From the outset of Visually Hungry, we have naked fairies and humanoid cats that look something out of a Chris Cunningham music video for Aphex Twin. Archive One chapter takes us through the early years, featuring local town hard men and feral youth shot in natural light. So up close and grittily personal are these home shots, they could almost provide the roar material for a Ken Loach remake of Stand By Me.
And that’s really the stuff of Rankin’s images – they hit you. Square in the eye.

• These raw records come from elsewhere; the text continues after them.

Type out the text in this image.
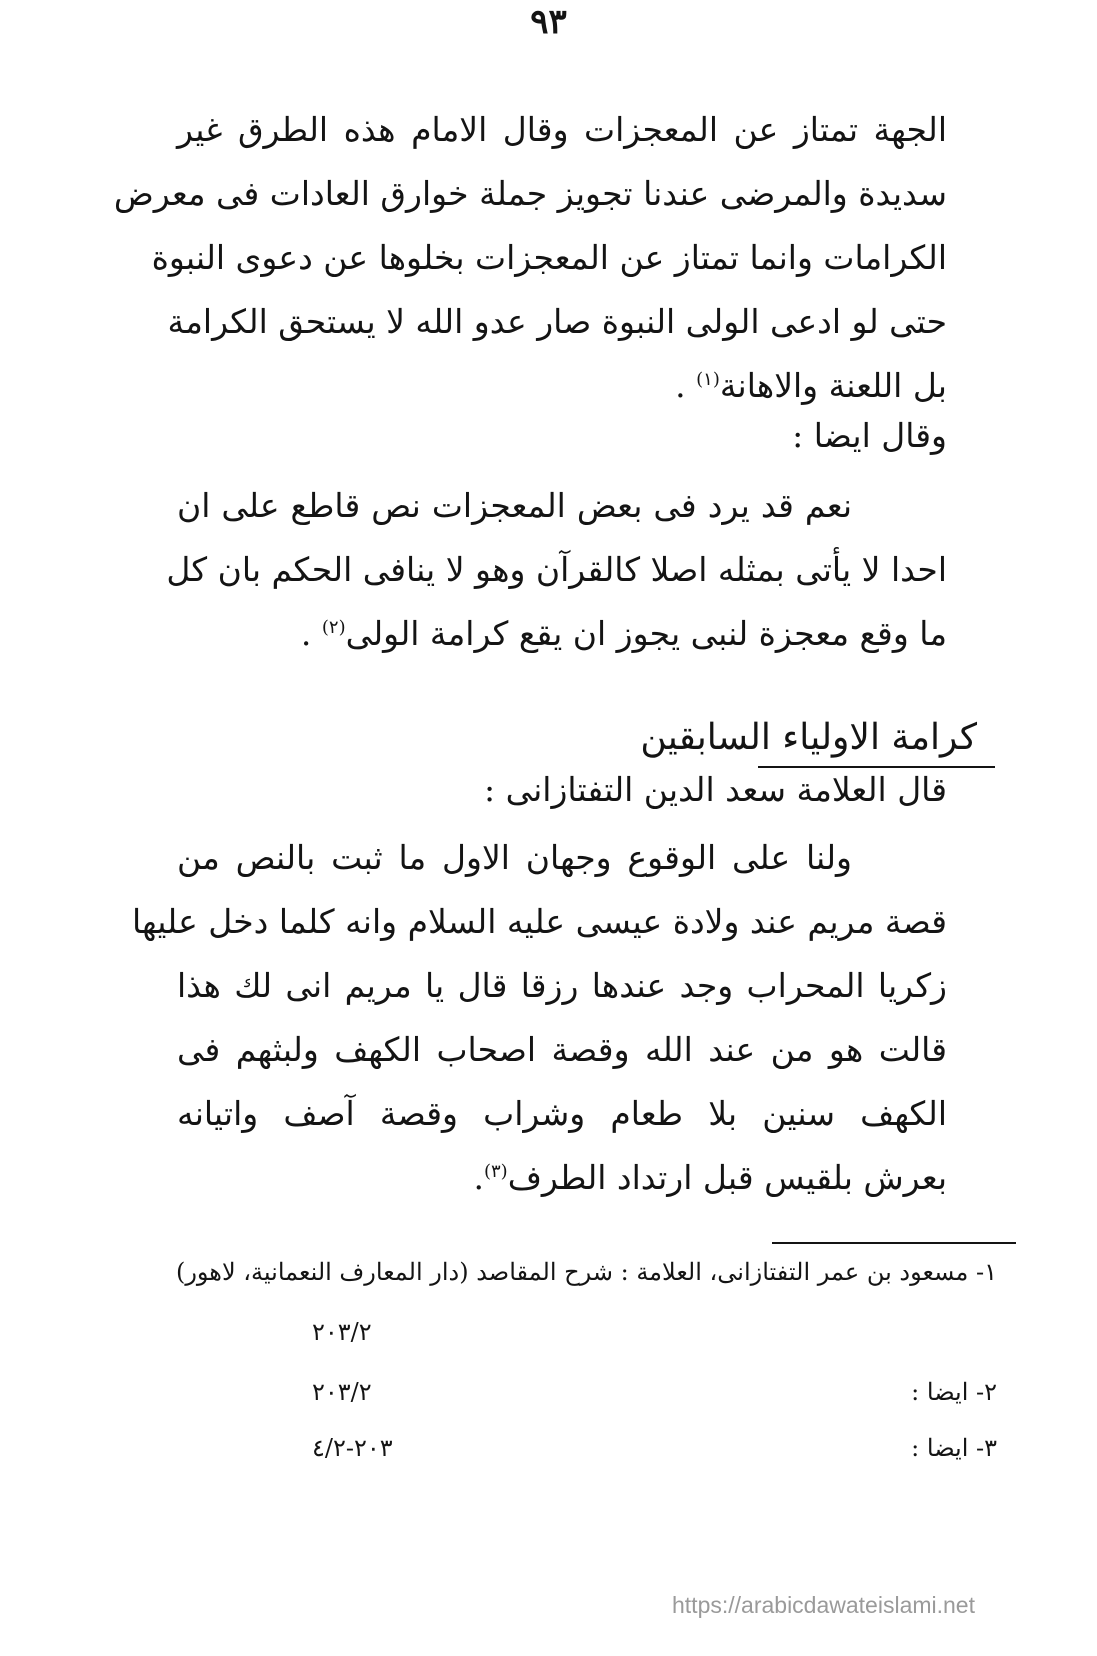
٩٣
الجهة تمتاز عن المعجزات وقال الامام هذه الطرق غير
سديدة والمرضى عندنا تجويز جملة خوارق العادات فى معرض
الكرامات وانما تمتاز عن المعجزات بخلوها عن دعوى النبوة
حتى لو ادعى الولى النبوة صار عدو الله لا يستحق الكرامة
بل اللعنة والاهانة$^{(١)}$ .
وقال ايضا :
نعم قد يرد فى بعض المعجزات نص قاطع على ان
احدا لا يأتى بمثله اصلا كالقرآن وهو لا ينافى الحكم بان كل
ما وقع معجزة لنبى يجوز ان يقع كرامة الولى$^{(٢)}$ .
كرامة الاولياء السابقين
قال العلامة سعد الدين التفتازانى :
ولنا على الوقوع وجهان الاول ما ثبت بالنص من
قصة مريم عند ولادة عيسى عليه السلام وانه كلما دخل عليها
زكريا المحراب وجد عندها رزقا قال يا مريم انى لك هذا
قالت هو من عند الله وقصة اصحاب الكهف ولبثهم فى
الكهف سنين بلا طعام وشراب وقصة آصف واتيانه
بعرش بلقيس قبل ارتداد الطرف$^{(٣)}$.
١- مسعود بن عمر التفتازانى، العلامة : شرح المقاصد (دار المعارف النعمانية، لاهور)
٢٠٣/٢
٢- ايضا :
٢٠٣/٢
٣- ايضا :
٢٠٣-٤/٢
https://arabicdawateislami.net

Then moving right on through to one instantly recognizable face after another – from impressive hard lighting and deep shadows to equally flattering shadowless ring-flash mode, each subject appears to have been given full permission to play to the camera, rather than bare any obligation to perform as such. Unlike Annie Leibovitz, Rankin talks incessantly to his subjects during shooting to get them to relax, unwind, unfold, and become unleashed.
The key difference here being that Leibovitz creates far more austere imagery, while Rankin’s lens punches through any such protocol. His photograph of the Queen, in starkest contrast to Leibovitz’s almost trademark style Italian renaissance art shoot, looks like a Royal intrusion; albeit a striking one.
The retouching process also seems to have a loose definition for Rankin. Visually Hungry has a great page of head shots that come complete with red circles and marks as instructions for the retoucher, alongside the retouched images themselves. Some examples of this process appear minimal, while Marilyn Manson’s entire face looks like birthday cake icing. And not without due calibration of the face that’s being retouched.
Talking of confectionary, did I mention the books cover consists of a large love heart shaped arrangement of ‘hundreds and thousands’ you’d put on ice cream when you were five, placed over a nude woman’s vagina, complete with camel toe? That’s Rankin’s style alright: honest.
He’s also a man who likes putting himself in his own pictures from time to time (and in no way subtle, of course). Funny, given he’s a reluctant celebrity. Though far from invisible, he’s a cultural icon of portrait and high fashion photography – and that accolade rightly lies more with his images than it does him.
Many will probably peg him as the photographers Damien Hurst. In a sense, I like to see him as the photographers Banksy. Commercial and commercially irreverent.
Well, at least we know what John Rankin Waddell looks like.